Janeiro de 2013
“Se você não conhece a resposta, discuta a pergunta” (Clifford Geertz)
O ’nativo’ em linguagem antropológica é um ser local, aquele que pertence a terra e que é o primeiro habitante de um lugar, enquanto o ’imigrante’ é um estranho ou estrangeiro, aquele que veio de fora para tomar o lugar do nativo ou para ocupar seu território. É como um filme hollywoodiano de comanches e cow-boys, no qual o índio é encenado por Elvis Presley e sua mãe indígena por uma latina como Dolores de Los Rios!
É interessante notar que a linguagem da cibercultura ou do ciberespaço emprega, portanto, as noções reificadas pela cultura ocidental sobre colonialismo e imperialismo: neste novo contexto cyber, o ‘nativo’ é aquele que já nasceu no interior de uma ordem digital e que portanto raciocina de acordo com tal lógica, enquanto o ‘imigrante’ é aquele que está se deslocando da cultura livresca medieval-renascentista para a cibercultura e que, por este motivo, ainda mantém um pé lá e outro cá.

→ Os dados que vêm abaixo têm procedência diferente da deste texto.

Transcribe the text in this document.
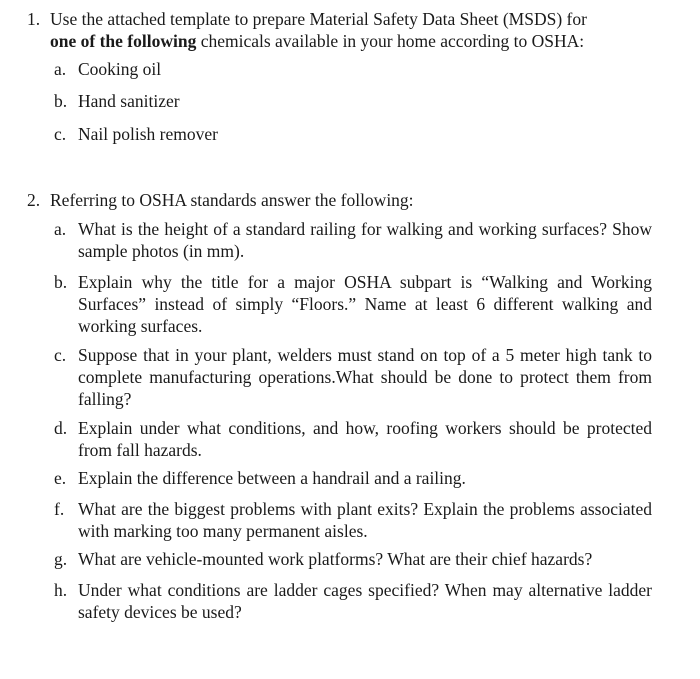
1. Use the attached template to prepare Material Safety Data Sheet (MSDS) for
one of the following chemicals available in your home according to OSHA:
a. Cooking oil
b. Hand sanitizer
c. Nail polish remover
2. Referring to OSHA standards answer the following:
a. What is the height of a standard railing for walking and working surfaces? Show sample photos (in mm).
b. Explain why the title for a major OSHA subpart is “Walking and Working Surfaces” instead of simply “Floors.” Name at least 6 different walking and working surfaces.
c. Suppose that in your plant, welders must stand on top of a 5 meter high tank to complete manufacturing operations.What should be done to protect them from falling?
d. Explain under what conditions, and how, roofing workers should be protected from fall hazards.
e. Explain the difference between a handrail and a railing.
f. What are the biggest problems with plant exits? Explain the problems associated with marking too many permanent aisles.
g. What are vehicle-mounted work platforms? What are their chief hazards?
h. Under what conditions are ladder cages specified? When may alternative ladder safety devices be used?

Como fica tal cultura do ciberespaço se pensarmos no grande número de analfabetos gramaticais e digitais da América Latina? Néstor García Canclini, em livros como ’Diferentes, Desiguais e Desconectados’, Editora UFRJ, 2005, explora as contradições de populações indígenas sul-americanas utilizarem o Internet sem ao menos terem sido alfabetizadas! Enquanto antropóloga e educadora, esta parece ser uma questão pertinente para ser aqui discutida: como entrar na era digital, de caráter internacional ou global, sem perder as referências regionais da cultura brasileira, inspirando-me aqui na postura da ‘antropofagia cultural’ de Oswald de Andrade?
De forma a estimular meus alunos a desenvolver o senso crítico que é o objetivo de toda educação universitária, venho desenvolvendo um produto de criação visual em Arte-Educação, no qual abordo a relevância de se devorar criticamente a cibercultura e devolvê-la retransformada, de acordo com uma linguagem local ’nativa’. Parece-me que esta questão precípua e pertinente não é nunca enfocada ao se falar sobre cibercultura: será que todos os estatutos culturais ali apresentados, aparentemente de forma ’democrática’, adquirem a mesma preponderância sócio-econômica ao serem deglutidos?
Como, então, inserir um contexto de ‘devoração crítica’ junto aos alunos, ou seja, como despertar neles um senso estético (no sentido platônico) das idéias? Como fazê-los separar o joio do trigo em meio à barafunda e ao caos da mídia digital, a qual é inevitavelmente perpassada pela lógica capitalista, imperialista e colonialista do primeiro mundo europeu e norte-americano?
Questões filosóficas e humanistas de primeira ordem, companheiros: será que o que pensa o ‘nativo digital’ típico é relevante, pertinente, política e eticamente correto e pode contribuir para mudar o mundo para melhor? Ou, mais importante ainda, qual é a real contribuição didática que o saber erudito do professor pode fazer em relação à maioria da subinformação veiculada pela mídia digital nos dias de hoje?
Professora-Doutora Dinah Papi Guimaraens, Programa de Pós-Graduação em Arquitetura e Urbanismo, Universidade Federal Fluminense e Diretora Fundadora Associada do Museu de Arte e Origens, NYC (Doutora pelo Programa de Pós- Graduação em Antropologia Social – Museu Nacional – UFRJ e New York University – Museum Studies Program / Fulbright Scholar; Pós-Doutora, Department of Anthropology, University of New Mexico, E.U.)